Ava
I’ve been in this storage container for well over three hours, and there are still dozens of paintings to unwrap. Every time I move from the swivel chair that the man at the front desk rolled out to me when he saw me sitting crisscross applesauce on the cement, a small tornado of dust swirls in the air above me in the glow of the single light bulb. The musky scent of things left too long in darkness still pervades the space despite the fact that I have the red garage door pulled all the way up on its track to let in as much natural light as I can. Every time my fingers peel back the edges of the butcher paper to reveal my mother’s work, a mixture of grief, guilt, and awe sweep over me, and I force myself to remember that we all heal at different times. It might have been a crime to keep these paintings locked up, but now I’m ready to get them out into the light.
I glance at the first row leaning to my left. This pile is for my dad. Sweeping landscapes of the places they traveled together, portraits of me and him that I can remember complaining about and squirming away from while she laughed at my impatience, and beautiful still moments of our family home, painted in a way that makes me think she dipped her brush in love and caressed the canvas while she created them. There isn’t a question that they belong with him.
Pile two is for Urbino and Alessandro. This pile might be the most difficult for me to part with, but there are so many paintings filled with the essence of Italy that it feels wrong for them to exist anywhere else. Each person who touched her life—and my life—will receive one, and this feels like the least I can do after they opened their arms to me without hesitation. My heart aches with every painting I stack atop this pile, but when I unwrap the piece that I know immediately belongs to James, that ache cascades out of my heart and into my chest like rapids after a dam release.
It’s the perfect complement to the painting of Urbino that hangs in his kitchen. The point of view is identical, the angles exactly the same, but where the sky was an eggplant-colored bruise, now it bursts with the brightest cerulean blue. And where the ground was shrouded in snow and the stones looked gray rising from it, now an emerald green covers every inch of the earth and the stone is the softest pink, the same color I touched my first time in town when I ran my hand along that archway. Urbino Under Sun. I can see it hanging directly across from his Nonna’s counterpart in his apartment, that space that made me feel like I was drowning in him.
I run my finger over the soft brushstrokes and imagine that James can feel my fingers wherever he is, then I place it in the Italy stack and shove all that pain back into its bottle and pick up the next painting.

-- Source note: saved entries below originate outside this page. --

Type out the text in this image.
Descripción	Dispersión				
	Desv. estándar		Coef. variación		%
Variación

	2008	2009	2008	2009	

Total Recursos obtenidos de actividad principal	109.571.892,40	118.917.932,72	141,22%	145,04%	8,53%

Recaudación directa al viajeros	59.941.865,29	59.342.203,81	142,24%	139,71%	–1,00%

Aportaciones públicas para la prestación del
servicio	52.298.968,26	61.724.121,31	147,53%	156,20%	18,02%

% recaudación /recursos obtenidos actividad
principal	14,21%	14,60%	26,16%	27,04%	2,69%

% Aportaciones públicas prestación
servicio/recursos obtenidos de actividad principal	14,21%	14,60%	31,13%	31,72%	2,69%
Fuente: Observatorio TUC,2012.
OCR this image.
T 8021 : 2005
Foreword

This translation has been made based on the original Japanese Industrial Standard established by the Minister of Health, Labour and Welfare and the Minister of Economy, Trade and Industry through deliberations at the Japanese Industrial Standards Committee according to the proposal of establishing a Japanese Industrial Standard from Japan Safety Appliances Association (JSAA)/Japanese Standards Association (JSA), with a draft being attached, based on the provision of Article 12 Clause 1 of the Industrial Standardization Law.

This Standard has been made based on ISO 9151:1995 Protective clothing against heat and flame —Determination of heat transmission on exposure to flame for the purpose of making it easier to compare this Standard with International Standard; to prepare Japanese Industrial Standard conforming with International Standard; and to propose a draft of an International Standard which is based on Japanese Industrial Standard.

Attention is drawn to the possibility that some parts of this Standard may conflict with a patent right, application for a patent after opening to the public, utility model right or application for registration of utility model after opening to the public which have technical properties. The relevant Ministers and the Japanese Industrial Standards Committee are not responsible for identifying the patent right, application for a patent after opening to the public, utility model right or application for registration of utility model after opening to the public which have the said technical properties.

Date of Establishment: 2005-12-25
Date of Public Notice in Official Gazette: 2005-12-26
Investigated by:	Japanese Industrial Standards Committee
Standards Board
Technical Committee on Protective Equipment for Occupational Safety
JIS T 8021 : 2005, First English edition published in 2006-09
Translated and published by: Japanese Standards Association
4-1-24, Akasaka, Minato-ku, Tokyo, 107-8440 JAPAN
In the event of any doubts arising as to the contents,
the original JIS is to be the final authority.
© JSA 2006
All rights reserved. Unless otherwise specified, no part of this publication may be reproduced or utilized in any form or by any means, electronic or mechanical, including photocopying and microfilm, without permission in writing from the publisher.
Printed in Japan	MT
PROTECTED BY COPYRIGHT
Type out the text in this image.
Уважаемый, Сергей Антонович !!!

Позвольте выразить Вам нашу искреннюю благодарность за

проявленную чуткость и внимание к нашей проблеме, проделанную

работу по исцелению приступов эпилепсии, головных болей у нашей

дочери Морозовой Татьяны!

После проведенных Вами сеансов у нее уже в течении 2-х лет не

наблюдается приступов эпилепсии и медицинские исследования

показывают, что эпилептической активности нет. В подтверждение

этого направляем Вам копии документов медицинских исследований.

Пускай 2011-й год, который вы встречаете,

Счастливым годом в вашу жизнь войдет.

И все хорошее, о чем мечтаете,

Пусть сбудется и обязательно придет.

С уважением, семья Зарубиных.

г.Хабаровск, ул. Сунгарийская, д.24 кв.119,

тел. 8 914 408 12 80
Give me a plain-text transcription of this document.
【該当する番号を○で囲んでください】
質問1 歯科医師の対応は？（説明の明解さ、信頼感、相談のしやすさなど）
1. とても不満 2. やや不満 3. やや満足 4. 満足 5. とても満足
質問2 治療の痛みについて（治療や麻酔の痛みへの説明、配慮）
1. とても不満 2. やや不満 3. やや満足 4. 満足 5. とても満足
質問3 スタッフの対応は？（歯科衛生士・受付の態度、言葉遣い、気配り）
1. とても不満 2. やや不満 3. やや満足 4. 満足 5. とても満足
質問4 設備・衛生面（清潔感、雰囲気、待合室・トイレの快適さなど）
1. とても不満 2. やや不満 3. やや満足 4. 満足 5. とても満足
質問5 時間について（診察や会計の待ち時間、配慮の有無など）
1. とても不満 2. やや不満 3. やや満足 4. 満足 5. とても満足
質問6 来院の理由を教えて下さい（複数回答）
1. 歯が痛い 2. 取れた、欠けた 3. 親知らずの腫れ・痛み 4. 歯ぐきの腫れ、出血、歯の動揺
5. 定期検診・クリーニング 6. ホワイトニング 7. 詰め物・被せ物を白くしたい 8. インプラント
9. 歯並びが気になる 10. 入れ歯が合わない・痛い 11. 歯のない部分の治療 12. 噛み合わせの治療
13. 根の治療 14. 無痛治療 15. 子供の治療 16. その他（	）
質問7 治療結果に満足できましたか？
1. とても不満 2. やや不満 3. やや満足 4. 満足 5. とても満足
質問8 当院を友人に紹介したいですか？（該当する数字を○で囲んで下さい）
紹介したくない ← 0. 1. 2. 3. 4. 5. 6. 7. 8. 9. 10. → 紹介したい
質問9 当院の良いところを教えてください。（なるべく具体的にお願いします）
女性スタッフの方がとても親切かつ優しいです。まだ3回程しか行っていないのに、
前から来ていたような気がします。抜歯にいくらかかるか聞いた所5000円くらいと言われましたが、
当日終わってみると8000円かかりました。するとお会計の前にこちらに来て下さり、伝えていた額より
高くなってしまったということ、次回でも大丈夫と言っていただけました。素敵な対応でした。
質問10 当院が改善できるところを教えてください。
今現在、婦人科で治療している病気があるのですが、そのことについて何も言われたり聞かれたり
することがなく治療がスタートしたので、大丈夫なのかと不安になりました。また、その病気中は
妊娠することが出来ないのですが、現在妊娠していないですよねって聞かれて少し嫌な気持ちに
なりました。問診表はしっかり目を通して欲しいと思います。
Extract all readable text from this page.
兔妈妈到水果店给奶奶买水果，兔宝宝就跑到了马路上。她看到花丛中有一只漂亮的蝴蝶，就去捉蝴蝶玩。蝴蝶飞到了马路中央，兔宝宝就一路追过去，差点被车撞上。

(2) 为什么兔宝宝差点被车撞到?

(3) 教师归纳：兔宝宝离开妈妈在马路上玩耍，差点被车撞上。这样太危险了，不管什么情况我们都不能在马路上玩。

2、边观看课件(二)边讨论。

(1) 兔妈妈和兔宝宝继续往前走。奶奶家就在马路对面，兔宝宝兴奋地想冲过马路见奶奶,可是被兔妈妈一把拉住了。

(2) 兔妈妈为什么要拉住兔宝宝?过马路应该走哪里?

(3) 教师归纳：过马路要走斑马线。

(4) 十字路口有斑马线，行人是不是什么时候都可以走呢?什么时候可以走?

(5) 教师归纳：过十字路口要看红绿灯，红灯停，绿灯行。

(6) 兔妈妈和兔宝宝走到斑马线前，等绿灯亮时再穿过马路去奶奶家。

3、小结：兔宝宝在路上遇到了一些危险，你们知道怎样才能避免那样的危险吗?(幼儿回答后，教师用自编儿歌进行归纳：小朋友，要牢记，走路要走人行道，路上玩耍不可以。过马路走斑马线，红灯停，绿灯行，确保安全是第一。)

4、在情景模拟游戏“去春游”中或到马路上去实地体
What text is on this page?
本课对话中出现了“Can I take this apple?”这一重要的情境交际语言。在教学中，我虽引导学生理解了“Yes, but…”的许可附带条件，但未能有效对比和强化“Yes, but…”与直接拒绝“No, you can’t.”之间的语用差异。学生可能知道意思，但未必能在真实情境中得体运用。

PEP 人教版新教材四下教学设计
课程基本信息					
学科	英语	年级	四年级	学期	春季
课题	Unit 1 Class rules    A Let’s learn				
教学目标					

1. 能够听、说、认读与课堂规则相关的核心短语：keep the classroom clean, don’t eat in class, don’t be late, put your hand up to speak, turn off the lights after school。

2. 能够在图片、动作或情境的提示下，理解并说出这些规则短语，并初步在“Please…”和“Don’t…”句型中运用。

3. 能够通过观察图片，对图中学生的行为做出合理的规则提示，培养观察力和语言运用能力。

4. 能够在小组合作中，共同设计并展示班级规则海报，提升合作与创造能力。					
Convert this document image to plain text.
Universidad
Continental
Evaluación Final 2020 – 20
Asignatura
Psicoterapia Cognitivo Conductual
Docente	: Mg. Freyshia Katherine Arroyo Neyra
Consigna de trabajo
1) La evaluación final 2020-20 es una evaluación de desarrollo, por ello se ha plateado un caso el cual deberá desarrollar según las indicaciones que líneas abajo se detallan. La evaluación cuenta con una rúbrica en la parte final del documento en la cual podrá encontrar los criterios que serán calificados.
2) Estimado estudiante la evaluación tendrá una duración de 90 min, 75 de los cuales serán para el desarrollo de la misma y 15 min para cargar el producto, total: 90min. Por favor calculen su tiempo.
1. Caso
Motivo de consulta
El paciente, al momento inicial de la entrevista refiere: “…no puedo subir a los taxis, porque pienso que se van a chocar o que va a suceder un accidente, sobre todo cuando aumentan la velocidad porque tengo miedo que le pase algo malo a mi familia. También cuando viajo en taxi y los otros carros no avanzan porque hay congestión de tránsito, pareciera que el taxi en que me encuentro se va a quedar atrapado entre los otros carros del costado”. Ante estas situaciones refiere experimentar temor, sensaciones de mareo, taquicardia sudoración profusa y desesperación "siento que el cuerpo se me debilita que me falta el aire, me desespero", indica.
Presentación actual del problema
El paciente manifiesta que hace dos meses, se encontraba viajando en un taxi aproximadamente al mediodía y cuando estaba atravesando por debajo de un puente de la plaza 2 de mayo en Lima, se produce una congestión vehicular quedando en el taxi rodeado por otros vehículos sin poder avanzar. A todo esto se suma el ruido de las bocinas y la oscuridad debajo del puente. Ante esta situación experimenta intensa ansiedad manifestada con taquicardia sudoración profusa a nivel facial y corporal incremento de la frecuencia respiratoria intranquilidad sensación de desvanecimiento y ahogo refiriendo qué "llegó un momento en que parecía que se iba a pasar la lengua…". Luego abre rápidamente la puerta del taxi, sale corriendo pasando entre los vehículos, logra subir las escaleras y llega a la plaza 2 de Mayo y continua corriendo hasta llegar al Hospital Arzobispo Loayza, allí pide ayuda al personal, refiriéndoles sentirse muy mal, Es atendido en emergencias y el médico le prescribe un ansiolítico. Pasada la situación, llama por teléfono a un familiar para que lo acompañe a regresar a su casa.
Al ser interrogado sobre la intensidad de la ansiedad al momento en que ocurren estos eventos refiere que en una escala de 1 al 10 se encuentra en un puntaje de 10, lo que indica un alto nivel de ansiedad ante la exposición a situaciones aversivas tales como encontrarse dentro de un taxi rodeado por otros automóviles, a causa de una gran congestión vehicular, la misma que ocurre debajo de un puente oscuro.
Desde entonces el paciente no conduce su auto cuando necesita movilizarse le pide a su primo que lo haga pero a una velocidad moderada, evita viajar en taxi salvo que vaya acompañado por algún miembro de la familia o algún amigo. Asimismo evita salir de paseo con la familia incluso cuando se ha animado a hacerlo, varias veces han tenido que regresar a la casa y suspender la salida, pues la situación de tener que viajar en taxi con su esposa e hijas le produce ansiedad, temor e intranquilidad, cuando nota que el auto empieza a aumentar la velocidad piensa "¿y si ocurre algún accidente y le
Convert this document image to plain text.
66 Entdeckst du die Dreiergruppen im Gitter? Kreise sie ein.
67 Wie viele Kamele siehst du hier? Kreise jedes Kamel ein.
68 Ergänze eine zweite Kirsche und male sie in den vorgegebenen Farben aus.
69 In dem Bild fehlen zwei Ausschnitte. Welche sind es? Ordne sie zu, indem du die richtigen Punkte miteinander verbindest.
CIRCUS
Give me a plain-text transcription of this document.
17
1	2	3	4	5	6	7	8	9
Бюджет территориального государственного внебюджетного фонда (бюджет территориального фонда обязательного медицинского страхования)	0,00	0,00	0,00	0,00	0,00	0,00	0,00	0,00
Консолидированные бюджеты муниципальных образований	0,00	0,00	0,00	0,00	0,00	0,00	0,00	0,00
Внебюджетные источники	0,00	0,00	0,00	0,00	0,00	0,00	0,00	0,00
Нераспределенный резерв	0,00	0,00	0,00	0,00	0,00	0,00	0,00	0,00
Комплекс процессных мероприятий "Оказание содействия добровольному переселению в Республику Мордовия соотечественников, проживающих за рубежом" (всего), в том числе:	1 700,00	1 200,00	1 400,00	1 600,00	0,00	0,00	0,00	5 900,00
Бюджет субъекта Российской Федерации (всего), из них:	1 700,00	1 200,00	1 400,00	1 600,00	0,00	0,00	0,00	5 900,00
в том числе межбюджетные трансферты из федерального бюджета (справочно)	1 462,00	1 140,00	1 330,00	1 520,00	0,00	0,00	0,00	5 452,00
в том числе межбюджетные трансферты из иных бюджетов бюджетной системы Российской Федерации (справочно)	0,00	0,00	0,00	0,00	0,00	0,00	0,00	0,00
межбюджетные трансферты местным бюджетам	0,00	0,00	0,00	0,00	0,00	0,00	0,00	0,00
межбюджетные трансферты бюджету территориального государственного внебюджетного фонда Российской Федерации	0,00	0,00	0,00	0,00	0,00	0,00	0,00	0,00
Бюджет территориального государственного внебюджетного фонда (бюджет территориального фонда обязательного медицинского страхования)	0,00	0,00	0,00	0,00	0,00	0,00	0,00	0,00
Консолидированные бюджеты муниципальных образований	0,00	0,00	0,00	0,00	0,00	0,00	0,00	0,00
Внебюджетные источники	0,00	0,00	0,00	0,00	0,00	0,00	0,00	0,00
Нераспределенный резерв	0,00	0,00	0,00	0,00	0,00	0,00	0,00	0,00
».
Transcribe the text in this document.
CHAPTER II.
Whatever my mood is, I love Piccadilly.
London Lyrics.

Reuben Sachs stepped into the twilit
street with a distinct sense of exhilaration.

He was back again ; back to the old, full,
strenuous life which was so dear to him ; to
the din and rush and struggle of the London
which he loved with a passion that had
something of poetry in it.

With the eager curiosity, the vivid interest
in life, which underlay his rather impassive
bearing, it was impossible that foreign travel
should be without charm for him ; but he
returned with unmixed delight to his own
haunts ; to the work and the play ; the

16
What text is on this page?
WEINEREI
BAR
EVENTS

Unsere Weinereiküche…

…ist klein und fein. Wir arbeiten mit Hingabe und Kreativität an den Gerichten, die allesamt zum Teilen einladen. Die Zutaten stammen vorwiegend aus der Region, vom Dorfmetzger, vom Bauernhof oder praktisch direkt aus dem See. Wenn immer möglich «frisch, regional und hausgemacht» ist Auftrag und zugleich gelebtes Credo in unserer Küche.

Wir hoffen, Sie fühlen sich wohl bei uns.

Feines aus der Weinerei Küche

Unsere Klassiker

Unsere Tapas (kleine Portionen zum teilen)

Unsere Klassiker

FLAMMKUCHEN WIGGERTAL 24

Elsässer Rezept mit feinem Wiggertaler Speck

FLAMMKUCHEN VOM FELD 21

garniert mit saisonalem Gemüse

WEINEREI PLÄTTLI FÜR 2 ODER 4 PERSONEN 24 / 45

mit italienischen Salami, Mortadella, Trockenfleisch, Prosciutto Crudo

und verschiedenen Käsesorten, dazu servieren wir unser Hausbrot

My fingers slip under the brown paper, and I gently peel back the edges, exposing my mother’s soft wide strokes underneath. Immediately, I recognize the familiar rise and fall of Urbino’s twin towers painted from the main entrance of town, the angle from below instead of from the hills beyond. But in the center of the towering fortress there is a woman standing beneath the arch, staring up into the city. She’s just a silhouette, made of dark lines and shadow, but I know with every inch of reason I possess that she is me—that my mother painted her final wishes—her dream for me to experience what she did.
Ava and Urbino.
Her beautiful curving title confirms what I already knew, and a shiny splatter appears on the bottom corner of the painting. I lift the painting into the light, knowing that it will go in the pile to the right. My pile—the paintings that will go where I go.
When I go to stack it against the others, my eye catches on a white square taped to the back of the canvas, and I place the painting face down into my lap. The exact postcard she gave me to fill stares up at me, with the image of Urbino that is more familiar than my own reflection. I peel the tape carefully and turn the cardstock over. On the back, my mother’s handwriting fills every square inch and my eyes sweep greedily over her words:
My Ava,
I’ve had this dream for you since I found out you were growing inside of me. Now as I paint it, I realize that this painting might be the only way I’ll get to witness you visiting the place I loved so much. And I need you to know that I’m okay with that.
The lives—yes, lives plural—that I lived were a gift I could have never asked for. Finding Italy, finding my second family and friends there, then finding my art andmyself—that life was never part of the plan. But somehow, I was lucky enough for all of that to find me. And the beauty that came with it—well, words were never my strength. That’s why I paint.
My second life, though, Ava. The one that came with remission and meeting your father and having you, my sweet, stubborn girl—that life blew me away. It humbled me and inspired me. The joy and the satisfaction that you could give me with just the smallest giggle—a million days in Italy couldn’t compare to that sound. You were the dream I never dreamed of, my love. The dream I could never have imagined for myself.
When you look at this painting, Ava, I want you to dream beyond your plans. Beyond the limits of my imagination. Say yes to it all. And always say yes to love. You just never know what life will give you when you let it.
Always with you,
Mom
I put my hand over her words and shut my eyes, then make another promise to my mother.